26	2	Performed	40	1.014	11.4	Comp. Ex.
27	2	Performed	60	1.056	4.7	Inv. Ex.
28	2	Performed	120	1.049	5.2	Inv. Ex.
29	3	Performed	—	1.010	44.0	Comp. Ex.
30	3	Performed	40	1.014	13.0	Comp. Ex.
31	3	Performed	60	1.023	8.2	Inv. Ex.
32	3	Performed	120	1.045	4.1	Inv.
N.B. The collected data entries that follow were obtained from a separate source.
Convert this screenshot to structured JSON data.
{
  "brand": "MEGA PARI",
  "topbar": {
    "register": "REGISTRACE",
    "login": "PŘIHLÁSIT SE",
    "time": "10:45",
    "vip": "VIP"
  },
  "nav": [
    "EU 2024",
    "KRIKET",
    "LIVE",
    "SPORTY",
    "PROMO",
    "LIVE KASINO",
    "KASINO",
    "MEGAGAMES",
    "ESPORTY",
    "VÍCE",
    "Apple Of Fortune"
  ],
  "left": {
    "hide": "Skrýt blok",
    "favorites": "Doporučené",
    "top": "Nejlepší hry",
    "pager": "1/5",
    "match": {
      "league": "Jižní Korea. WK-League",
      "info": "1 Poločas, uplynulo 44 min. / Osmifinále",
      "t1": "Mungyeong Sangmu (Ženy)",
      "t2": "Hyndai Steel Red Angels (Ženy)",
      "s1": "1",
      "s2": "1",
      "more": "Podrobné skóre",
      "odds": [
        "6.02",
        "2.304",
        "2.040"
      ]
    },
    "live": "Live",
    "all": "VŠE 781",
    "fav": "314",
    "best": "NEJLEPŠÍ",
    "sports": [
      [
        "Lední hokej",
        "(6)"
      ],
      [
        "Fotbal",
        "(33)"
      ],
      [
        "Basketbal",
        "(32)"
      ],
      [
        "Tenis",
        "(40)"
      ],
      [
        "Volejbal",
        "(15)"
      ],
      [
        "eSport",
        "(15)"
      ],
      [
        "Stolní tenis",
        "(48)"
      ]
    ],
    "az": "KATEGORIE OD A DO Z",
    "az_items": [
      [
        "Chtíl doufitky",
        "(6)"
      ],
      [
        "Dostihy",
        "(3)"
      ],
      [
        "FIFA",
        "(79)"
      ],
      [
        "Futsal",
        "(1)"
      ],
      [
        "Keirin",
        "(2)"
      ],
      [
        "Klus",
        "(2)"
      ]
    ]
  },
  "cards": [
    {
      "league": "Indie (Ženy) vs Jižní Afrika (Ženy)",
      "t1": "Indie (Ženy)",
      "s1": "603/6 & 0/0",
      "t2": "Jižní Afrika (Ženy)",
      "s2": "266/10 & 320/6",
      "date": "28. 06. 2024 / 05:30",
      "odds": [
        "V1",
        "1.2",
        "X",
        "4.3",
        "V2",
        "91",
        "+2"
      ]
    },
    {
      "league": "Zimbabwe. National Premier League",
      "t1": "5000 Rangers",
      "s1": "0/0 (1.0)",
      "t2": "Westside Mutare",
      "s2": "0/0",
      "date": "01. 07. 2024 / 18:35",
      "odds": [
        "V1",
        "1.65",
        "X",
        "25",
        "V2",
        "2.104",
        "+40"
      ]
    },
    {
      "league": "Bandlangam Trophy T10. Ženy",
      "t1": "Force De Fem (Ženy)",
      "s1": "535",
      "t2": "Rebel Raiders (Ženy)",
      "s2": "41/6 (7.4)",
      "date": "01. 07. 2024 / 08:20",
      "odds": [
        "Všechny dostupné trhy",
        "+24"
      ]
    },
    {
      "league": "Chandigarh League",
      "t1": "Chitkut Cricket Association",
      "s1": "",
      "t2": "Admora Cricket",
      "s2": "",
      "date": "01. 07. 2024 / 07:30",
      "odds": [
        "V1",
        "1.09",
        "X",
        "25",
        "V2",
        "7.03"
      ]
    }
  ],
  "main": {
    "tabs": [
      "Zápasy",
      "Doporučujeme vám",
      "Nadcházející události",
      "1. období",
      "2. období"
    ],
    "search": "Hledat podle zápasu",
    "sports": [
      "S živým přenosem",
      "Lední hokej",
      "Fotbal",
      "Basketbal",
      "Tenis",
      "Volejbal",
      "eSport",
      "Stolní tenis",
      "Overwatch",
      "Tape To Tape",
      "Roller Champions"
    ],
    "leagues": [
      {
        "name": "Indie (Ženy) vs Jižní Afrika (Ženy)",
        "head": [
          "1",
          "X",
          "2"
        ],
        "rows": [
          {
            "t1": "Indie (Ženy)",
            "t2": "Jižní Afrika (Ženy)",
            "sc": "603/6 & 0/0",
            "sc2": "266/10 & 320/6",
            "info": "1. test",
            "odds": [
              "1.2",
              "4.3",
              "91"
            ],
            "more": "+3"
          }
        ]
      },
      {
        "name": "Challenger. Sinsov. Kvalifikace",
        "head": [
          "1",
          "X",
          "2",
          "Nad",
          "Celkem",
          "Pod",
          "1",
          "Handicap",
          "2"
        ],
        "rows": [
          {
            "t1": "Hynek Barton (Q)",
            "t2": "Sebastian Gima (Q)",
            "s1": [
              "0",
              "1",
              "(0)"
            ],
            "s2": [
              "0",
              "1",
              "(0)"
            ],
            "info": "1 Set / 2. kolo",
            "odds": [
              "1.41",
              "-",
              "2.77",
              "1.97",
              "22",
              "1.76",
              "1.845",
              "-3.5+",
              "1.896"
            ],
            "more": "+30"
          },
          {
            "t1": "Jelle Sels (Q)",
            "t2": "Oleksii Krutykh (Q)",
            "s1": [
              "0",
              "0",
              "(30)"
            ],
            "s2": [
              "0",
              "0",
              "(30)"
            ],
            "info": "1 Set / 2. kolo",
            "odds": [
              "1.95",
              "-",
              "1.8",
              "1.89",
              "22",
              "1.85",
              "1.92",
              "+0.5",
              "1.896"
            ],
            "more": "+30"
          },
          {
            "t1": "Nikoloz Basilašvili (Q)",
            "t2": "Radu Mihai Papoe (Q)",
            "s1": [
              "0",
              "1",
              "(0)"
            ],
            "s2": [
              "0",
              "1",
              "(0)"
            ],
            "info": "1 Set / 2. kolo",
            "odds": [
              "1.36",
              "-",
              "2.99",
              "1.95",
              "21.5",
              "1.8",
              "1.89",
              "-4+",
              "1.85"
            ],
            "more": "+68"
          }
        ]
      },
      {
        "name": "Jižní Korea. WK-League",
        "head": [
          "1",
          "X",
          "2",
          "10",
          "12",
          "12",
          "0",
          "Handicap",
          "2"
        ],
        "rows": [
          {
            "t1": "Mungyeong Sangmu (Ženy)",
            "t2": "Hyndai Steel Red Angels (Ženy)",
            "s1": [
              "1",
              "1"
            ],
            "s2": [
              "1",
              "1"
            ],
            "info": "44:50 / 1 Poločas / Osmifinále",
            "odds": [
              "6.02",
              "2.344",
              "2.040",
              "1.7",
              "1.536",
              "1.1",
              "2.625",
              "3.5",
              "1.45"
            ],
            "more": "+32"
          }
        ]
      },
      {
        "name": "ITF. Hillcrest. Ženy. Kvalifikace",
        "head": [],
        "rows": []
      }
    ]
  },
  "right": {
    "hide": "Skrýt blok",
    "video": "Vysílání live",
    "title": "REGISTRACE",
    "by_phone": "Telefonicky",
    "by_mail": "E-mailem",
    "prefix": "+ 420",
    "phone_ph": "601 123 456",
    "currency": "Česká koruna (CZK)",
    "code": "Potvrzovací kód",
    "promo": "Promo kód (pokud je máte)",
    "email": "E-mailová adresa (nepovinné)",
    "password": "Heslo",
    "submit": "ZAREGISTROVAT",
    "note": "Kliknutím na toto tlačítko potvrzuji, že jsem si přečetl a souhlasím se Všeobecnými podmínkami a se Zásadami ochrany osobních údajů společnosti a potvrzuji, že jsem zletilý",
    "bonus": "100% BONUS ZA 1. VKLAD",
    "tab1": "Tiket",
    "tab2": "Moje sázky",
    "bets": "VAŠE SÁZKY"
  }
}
Ex.

Under the conditions adopted in this EXAMPLE, a surface modulus of not less than 1.02 was obtained when the acid immersion time was 60 seconds or more, resulting in a contact resistance of not more than 10 mΩ·cm². The steel No. 2 treated under these immersion conditions attained a surface modulus of not less than 1.04 and a contact resistance of not more than 8 mΩ·cm². On the other hand, the steel No. 3 achieved a surface modulus of not less than 1.04 and a contact resistance of not more than 8 mΩ·cm² when immersed in the acid for 120 seconds.

As demonstrated above, stainless steel for fuel cell separators exhibiting excellent contact resistance characteristics are realized by configuring the stainless steel such that when the surface configuration is analyzed with a scanning electron microscope at a spatial resolution of not more than 0.1 μm, the surface modulus is not less than 1.02, and preferably not less than 1.04.

REFERENCE SIGNS LIST

1 MEMBRANE-ELECTRODE ASSEMBLY

2 GAS DIFFUSION LAYER

3 GAS DIFFUSION LAYER

4 SEPARATOR

5 SEPARATOR

6 AIR CHANNEL

7 HYDROGEN CHANNEL

Claims

1. A stainless steel for fuel cell separators, wherein the stainless steel contains not less than 16 mass % of Cr and has a surface modulus of not less than 1.02, the surface modulus being obtained by a measurement of surface configuration with respect to the surface of the stainless steel with a scanning electron microscope at a spatial resolution of not more than 0.1 μm.

2. The stainless steel for fuel cell separators according to claim 1, wherein the surface modulus is not less than 1.04.

3. The stainless steel for fuel cell separators according to claim 1, wherein the stainless steel further contains, by mass, C: not more than 0.03%, Si: not more than 1.0%, Mn: not more than 1.0%, S: not more than 0.01%, P: not more than 0.05%, Al: not more than 0.20%, N: not more than 0.03%, Cr: 16 to 40%, and one or more of Ni: not more than 20%, Cu: not more than 0.6% and Mo: not more than 2.5%, the balance being Fe and inevitable impurities.

4. The stainless steel for fuel cell separators according to claim 1, wherein the stainless steel further contains not more than 1.0% by mass of a total of one or more of Nb, Ti and Zr.

5. The stainless steel for fuel cell separators according to claim 2, wherein the stainless steel further contains not more than 1.0% by mass of a total of one or more of Nb, Ti and Zr.

6. The stainless steel for fuel cell separators according to claim 3, wherein the stainless steel further contains not more than 1.0% by mass of a total of one or more of Nb, Ti and Zr.

7. The stainless steel for fuel cell separators according to claim 2, wherein the stainless steel further contains, by mass, C: not more than 0.03%, Si: not more than 1.0%, Mn: not more than 1.0%, S: not more than 0.01%, P: not more than 0.05%, Al: not more than 0.20%, N: not more than 0.03%, Cr: 16 to 40%, and one or more of Ni: not more than 20%, Cu: not more than 0.6% and Mo: not more than 2.5%, the balance being Fe and inevitable impurities.